Generally, between 6-7 years old, the child begins to develop fluency with their reading. They no longer pretend to read and can read aloud and follow the reading by pointing to the words. Fluency is all about recognizing words and then being able to read and understand them as an entire sentence. This reading stage is all about the smoothness of reading and the rate at which a young child can identify and link words together.

Words and patterns become more recognizable and memorable

Between 8-9 years old, they will develop more independent reading and writing. It is a stage where the child should be supported, and both reading and writing practiced regularly.
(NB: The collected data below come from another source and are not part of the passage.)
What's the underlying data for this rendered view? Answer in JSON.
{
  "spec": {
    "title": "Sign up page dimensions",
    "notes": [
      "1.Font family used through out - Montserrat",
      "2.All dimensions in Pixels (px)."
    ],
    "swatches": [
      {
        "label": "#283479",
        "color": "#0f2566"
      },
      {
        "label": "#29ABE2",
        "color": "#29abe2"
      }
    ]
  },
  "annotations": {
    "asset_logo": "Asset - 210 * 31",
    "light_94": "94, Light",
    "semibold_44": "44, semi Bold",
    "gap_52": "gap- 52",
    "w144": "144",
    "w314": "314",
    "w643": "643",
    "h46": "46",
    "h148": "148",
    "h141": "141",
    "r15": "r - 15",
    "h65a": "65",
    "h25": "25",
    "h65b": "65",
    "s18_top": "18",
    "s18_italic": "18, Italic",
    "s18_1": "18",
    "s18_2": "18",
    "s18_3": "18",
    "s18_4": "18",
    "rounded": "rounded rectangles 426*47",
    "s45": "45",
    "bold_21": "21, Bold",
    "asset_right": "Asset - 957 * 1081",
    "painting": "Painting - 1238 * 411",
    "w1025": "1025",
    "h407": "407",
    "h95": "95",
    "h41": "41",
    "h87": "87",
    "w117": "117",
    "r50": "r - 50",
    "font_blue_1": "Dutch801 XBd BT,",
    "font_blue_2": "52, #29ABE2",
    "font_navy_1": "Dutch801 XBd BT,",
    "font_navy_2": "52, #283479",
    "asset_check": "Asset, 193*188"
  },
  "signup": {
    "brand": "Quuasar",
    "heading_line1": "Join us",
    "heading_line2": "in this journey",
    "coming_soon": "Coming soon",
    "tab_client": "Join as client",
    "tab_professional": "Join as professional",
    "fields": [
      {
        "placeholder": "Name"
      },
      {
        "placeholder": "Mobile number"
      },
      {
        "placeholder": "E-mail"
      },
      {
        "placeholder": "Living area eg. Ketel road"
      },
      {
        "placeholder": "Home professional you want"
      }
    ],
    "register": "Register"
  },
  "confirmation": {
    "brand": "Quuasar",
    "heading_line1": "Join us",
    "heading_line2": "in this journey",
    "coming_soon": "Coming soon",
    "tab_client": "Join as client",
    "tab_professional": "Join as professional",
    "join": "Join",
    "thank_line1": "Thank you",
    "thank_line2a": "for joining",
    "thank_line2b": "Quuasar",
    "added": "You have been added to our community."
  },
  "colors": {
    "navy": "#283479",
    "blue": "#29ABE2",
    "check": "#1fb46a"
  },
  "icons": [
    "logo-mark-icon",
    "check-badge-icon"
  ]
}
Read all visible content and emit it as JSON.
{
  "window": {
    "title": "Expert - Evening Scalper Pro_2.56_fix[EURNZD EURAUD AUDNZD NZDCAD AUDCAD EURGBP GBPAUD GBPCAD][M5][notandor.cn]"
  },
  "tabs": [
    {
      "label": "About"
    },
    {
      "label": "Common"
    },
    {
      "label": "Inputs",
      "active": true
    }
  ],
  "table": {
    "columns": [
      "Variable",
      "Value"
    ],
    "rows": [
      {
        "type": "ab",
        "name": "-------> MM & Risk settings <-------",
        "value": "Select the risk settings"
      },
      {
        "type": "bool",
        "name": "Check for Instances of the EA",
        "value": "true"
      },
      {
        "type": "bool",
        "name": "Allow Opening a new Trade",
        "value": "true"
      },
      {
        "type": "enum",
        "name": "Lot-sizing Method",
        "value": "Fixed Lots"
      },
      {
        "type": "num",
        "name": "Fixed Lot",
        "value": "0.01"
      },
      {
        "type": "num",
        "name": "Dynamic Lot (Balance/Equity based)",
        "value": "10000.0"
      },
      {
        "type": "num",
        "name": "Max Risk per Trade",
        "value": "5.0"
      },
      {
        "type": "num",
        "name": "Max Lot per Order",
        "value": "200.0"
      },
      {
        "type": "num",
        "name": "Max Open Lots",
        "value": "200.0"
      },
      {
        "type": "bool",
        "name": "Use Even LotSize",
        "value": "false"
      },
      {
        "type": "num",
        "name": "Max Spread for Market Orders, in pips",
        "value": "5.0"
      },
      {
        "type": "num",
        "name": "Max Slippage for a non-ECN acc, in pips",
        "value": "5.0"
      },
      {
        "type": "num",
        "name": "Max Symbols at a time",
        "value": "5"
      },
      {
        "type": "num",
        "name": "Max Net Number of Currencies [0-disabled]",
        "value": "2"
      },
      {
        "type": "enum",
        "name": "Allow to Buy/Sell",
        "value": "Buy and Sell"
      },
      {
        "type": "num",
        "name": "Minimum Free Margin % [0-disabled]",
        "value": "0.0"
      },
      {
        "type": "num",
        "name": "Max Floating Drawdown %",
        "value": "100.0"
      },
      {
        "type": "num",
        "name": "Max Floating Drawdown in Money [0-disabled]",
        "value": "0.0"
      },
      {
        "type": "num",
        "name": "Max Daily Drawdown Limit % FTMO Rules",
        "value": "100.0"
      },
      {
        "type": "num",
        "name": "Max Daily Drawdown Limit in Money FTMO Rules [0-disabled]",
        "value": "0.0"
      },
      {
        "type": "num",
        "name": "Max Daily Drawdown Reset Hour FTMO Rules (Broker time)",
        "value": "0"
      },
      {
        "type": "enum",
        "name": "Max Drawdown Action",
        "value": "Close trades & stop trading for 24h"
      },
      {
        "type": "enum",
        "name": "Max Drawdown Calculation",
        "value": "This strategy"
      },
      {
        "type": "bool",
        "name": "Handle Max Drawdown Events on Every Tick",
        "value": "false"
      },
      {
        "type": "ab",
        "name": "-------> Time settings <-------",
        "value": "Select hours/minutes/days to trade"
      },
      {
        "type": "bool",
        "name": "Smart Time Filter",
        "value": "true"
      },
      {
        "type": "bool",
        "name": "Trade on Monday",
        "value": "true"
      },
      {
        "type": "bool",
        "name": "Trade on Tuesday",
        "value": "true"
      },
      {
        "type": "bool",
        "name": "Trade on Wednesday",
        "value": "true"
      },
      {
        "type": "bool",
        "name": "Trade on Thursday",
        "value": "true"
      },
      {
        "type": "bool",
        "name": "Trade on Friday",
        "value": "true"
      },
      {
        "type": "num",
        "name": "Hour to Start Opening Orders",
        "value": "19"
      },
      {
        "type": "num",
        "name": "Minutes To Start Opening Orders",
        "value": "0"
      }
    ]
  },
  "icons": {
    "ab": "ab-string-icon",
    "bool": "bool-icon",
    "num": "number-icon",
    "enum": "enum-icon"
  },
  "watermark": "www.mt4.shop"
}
Using the recommended 3rd grade writing worksheets from Student Treasures is a great way to get them both reading and writing and is the best way to cement their skills. It is the stage when spelling becomes critical. As the child recognizes words and patterns in speech and the written word, they can increase their reading speed and their vocabulary exponentially. At this stage of reading progress, there must be as much practice as possible, as it is where the vocabulary and love of words and reading can be truly developed.

Intermediate reading

Between 9 and 11 years old, a level of confidence develops, and reading becomes fun and exciting. Being able to write out full sentences and understanding the structure of a sentence and paragraphs is one of the ways that reading becomes more understandable and enjoyable. There should be less reliance on the teacher or parent and reduced educational support at this stage. It is also the stage where parents should pull back a little and allow the child to start taking the lead with their reading. Let them choose their own books and allow them alone time to read and write.

Advanced reading

By the age of 13, it will be expected that the child will be able to read fluently and is able to develop and learn an improved vocabulary all on their own. The love for reading should now be obvious if you have managed to engender it. They will want to choose their own books and stories that are more age-appropriate and exciting.

Parents and carers must be aware of these stages and the associated ages of children as they develop their reading and writing skills. Some children do not progress as they should because too much pressure was put on them at the wrong time, or they have simply not been supported at the right stage of their reading and literacy development.

Lastly, it must be noted and emphasized that unless you encourage and support your children to read and write independently through these stages, as discussed above, you will be putting them at a disadvantage. In these early years, learning to read and write is the easiest to do; thus, it is paramount that all children be given the space and time to do so.